Qui plus est il est indispensable de mettre des limites à la folie dépensière de nos gouvernants qui démontrent de réelles compétences pour nous amener à la faillite.
Ras le bol de ces technocrates incompétents qui jouent avec l’argent de ceux qui produisent de la richesse (le privé, bien entendu et surtout pas les autres…)
Heu, la “cohérence” qu’on peut trouver dans ce ratio est – je crois – plutôt dans l’attente d’un taux de croissance de 5% (supposant de combler le déficit N en N+1 et rendant donc la dette soutenable) et non derrière un objectif de réglement des intérêts de la dette par du déficit. (Concernant le 5% de croissance attendue que j’évoque, il est arbitraire mais se décompose en 2% d’inflation et 3% de croissance “réelle”.)
Concernant votre hypothèse en 3ème partie, avez-vous des sources parlant d’objectif de réglement des intérêts de la dette par du déficit ? Cela peut éventuellement faire penser à la “règle d’or des finances publiques”, parfois interprétée comme forçant l’équilibre budgétaire des dépenses de fonctionnement et permettant le financement de l’investissement par déficit, mais c’est totalement autre chose ! Il s’avère cependant que cette règle d’or a parfois servi de piste pour trouver une cohérence au taux de 3% du PIB (car il parait que c’était le taux d’investissement public moyen des pays concernés, à une époque). Mais peu intéressant, cette règle ne valant alors qu’en l’absence d’inflation.

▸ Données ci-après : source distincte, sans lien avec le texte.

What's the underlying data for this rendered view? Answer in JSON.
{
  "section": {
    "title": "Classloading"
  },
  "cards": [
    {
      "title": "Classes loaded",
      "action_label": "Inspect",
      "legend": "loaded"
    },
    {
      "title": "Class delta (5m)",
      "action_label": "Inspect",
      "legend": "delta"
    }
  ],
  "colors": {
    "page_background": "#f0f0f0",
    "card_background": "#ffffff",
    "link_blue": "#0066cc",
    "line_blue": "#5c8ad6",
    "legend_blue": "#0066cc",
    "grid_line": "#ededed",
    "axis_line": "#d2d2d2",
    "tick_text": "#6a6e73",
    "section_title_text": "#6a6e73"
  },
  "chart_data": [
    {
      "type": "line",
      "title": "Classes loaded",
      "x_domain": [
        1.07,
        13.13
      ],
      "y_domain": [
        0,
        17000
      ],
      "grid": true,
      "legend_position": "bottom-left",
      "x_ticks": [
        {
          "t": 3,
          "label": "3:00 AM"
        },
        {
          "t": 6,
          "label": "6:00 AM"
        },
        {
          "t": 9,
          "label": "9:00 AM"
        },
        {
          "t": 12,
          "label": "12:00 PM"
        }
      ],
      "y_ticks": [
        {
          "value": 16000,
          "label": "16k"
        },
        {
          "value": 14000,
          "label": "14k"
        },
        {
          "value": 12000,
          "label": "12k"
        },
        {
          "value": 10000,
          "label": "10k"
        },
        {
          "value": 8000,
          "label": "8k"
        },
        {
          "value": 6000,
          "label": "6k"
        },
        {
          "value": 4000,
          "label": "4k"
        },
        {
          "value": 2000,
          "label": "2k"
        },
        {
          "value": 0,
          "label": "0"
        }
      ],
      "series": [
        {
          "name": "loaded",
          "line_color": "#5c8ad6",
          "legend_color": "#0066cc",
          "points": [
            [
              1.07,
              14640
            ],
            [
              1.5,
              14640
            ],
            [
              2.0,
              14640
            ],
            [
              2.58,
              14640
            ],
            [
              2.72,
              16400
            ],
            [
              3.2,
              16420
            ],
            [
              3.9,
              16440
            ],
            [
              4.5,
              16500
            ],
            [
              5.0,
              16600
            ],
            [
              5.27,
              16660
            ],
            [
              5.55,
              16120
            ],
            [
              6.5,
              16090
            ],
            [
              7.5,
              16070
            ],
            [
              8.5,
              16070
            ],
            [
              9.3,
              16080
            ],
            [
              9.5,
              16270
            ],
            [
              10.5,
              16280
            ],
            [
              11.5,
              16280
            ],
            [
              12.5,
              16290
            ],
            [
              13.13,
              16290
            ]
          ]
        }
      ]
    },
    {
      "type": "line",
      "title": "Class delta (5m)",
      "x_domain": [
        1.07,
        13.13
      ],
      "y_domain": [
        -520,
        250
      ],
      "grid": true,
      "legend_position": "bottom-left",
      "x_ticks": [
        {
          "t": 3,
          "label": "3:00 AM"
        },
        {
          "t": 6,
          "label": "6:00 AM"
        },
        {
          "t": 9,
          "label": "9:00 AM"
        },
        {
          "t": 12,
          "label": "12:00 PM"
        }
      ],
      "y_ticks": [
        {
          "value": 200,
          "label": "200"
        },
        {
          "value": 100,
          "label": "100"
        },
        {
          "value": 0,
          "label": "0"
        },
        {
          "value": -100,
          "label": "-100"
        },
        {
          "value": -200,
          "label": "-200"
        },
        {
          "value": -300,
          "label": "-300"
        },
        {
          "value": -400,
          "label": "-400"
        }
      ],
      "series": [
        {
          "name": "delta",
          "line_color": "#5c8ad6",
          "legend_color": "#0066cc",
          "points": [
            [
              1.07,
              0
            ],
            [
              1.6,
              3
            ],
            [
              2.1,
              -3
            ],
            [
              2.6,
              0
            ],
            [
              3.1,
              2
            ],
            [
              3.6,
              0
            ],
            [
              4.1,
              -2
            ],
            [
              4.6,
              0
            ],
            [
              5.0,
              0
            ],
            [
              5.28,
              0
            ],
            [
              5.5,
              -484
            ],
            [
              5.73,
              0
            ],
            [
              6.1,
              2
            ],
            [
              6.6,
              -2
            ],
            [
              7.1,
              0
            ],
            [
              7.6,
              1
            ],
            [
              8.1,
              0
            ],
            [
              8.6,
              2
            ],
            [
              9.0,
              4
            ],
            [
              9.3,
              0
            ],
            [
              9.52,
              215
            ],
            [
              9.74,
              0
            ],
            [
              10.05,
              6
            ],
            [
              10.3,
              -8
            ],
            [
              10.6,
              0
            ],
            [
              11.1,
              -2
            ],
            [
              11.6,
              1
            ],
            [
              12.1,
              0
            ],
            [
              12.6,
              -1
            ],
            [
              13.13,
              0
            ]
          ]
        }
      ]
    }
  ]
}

Voir : http://s3.amazonaws.com/academia.edu.documents/44610531/Excessive_Deficits_Sense_and_Nonsense_i20160410-14389-qmb9s3.pdf?AWSAccessKeyId=AKIAJ56TQJRTWSMTNPEA&Expires=1473592420&Signature=3xN7VYcGEXXu7YL0Ylu0zXBA7jA%3D&response-content-disposition=inline%3B%20filename%3DExcessive_Deficits_Sense_and_Nonsense_in.pdf
http://www.siecon.org/online/wp-content/uploads/2011/11/The-Myth-or-Folly-of-the-Maastricht-Parameter.pdf
Mouais, j’avais entendu une autre raison, qui était également basée sur un équilibre de la dynamique de la dette :
Les 3% et les 60% pouvaient rester constants à la condition d’une croissance en volume du PIB de 5% (dont 3% de croissance et 2% d’inflation).
La dynamique de la dette s’écrit donc :
D(t+1)/PIB(t+1) = (D(t)+d(t+1))/PIB(t+1)
=>D(t+1)/PIB(t+1) = D(t)/PIB(t)/(1+g+i) + d(t+1)/PIB(t+1), où D est la dette nominale, PIB le PIB nominal, g le taux de croissance, i le taux d’inflation. Pour maintenir le ratio dette/PIB constant à 60%, ça marche bien avec un déficit ramené au PIB de 3%, puisque :
0,6 = 0,6/(1+0,03+0,02)+0,03 (presque, en fait ça marche avec un déficit de 2,86%, ça a été arrondi)
Le problème de ce calcul, c’est qu’il suppose une croissance soutenue de 3% par an, ce qui n’est plus arrivé depuis la fin des années 90/début des années 2000. Bref, c’est également un calcul de coin de table basé sur une hypothèse d’extrême stabilité de la croissance économique, qui ne prend pas en compte les soubresauts. Une règle qui autoriserait des déficits plus importants en période morose (mais uniquement de manière temporaire) et par contre les déficits bien moindre en période de vaches grasses serait plus intelligente.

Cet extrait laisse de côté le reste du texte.